I came back from that 3 week trip with my world-view shattered. It stayed with me. Seeing the lives of some of the least fortunate people in the world will do that to you. 
But what could I do as a twelve year old? 

Years went on and we took more trips, and with those trips came opportunities to share with others. My brothers and I, with the help of our parents, did a number of fundraisers and awareness campaigns. We saw a need and had to act. 
And more and more the Lord was drawing me to himself. I prayed the prayer “Break my heart for what breaks yours”, and He answered. 

So what do you do when you’re struck by the complete imbalance of the world’s money and power? 

Well, I went to university for four years to learn more. And wow, did that also shock me. I was exposed to so much injustice in the world that I got overwhelmed. At times I stuck my head in the sand and cried out help! I went to get answers, but often came out of those lectures with more questions and more disheartened than ever. And the only answer I seemed to have was Jesus. 

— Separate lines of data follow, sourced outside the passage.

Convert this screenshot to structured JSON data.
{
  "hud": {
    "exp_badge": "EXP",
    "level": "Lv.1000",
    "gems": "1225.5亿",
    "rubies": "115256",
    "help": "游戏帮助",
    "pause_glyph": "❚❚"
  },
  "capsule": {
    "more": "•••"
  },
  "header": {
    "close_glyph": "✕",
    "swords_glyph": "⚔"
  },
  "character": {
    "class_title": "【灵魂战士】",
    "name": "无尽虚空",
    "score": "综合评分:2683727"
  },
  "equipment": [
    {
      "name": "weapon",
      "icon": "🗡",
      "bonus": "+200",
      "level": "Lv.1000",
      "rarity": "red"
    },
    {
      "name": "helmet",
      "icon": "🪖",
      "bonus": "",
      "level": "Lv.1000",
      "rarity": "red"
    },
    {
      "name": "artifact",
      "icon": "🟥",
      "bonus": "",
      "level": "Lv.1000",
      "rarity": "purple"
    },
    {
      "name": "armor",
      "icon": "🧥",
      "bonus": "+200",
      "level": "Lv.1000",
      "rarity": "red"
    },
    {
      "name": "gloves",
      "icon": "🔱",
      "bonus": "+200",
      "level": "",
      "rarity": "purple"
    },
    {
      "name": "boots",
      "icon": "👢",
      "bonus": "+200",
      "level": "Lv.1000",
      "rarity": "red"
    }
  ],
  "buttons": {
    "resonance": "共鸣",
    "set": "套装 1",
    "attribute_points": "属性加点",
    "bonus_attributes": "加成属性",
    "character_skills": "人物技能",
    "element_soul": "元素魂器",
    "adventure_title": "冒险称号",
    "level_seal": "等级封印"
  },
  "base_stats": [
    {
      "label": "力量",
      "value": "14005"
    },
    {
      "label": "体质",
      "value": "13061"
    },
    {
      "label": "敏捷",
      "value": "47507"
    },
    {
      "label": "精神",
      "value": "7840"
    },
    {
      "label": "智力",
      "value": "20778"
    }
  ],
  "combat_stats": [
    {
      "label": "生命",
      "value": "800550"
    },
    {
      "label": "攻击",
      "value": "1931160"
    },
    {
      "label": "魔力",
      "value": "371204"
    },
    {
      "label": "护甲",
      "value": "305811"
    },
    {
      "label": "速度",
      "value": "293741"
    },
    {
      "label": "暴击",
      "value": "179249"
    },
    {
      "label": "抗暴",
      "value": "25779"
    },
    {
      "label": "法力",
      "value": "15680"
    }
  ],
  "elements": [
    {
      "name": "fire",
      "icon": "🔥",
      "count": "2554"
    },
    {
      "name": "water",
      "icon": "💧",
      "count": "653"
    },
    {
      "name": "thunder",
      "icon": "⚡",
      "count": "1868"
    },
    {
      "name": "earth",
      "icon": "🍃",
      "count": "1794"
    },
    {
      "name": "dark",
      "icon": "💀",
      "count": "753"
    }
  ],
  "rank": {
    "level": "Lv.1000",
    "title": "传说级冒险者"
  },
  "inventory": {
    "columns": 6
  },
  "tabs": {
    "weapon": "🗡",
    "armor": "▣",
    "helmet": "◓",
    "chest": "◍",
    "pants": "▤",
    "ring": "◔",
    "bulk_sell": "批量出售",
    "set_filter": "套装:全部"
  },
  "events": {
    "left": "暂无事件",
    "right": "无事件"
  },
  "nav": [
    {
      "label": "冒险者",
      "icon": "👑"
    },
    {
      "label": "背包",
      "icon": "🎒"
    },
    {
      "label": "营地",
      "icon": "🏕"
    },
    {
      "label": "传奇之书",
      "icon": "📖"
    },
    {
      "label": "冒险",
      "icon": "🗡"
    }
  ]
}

I realised that what this world needs is not more infrastructure projects, healthcare or education. Whilst these things are all really good, they’re not solving the world’s problems. Because we have a heart problem.

We need God!

Not religion, but personal relationships with God. 
According to the Joshua Project 41.2% of the world is considered unreached! 3.31 billion people have never had the chance to hear about Jesus Christ. And that breaks my heart!  

So what am I going to do about this? 
Well after being a Mission Intern for WEC Australia, and seeing the work they do in East Timor, I’ve started my applications to be a candidate.
I definitely don’t have all the answers, but I’m hoping that through this journey I can answer some of your questions, especially if you have a heart for the lost but don’t know where to start. And that we can be challenged together.

But mostly, I pray this brings glory to God. 

Psalm 127:1 says 
“Unless the Lord builds the house,
those who build it labour in vain.
Unless the Lord watches over the city,
the watchman stays awake in vain.” 

Thank you so much for joining me on this journey!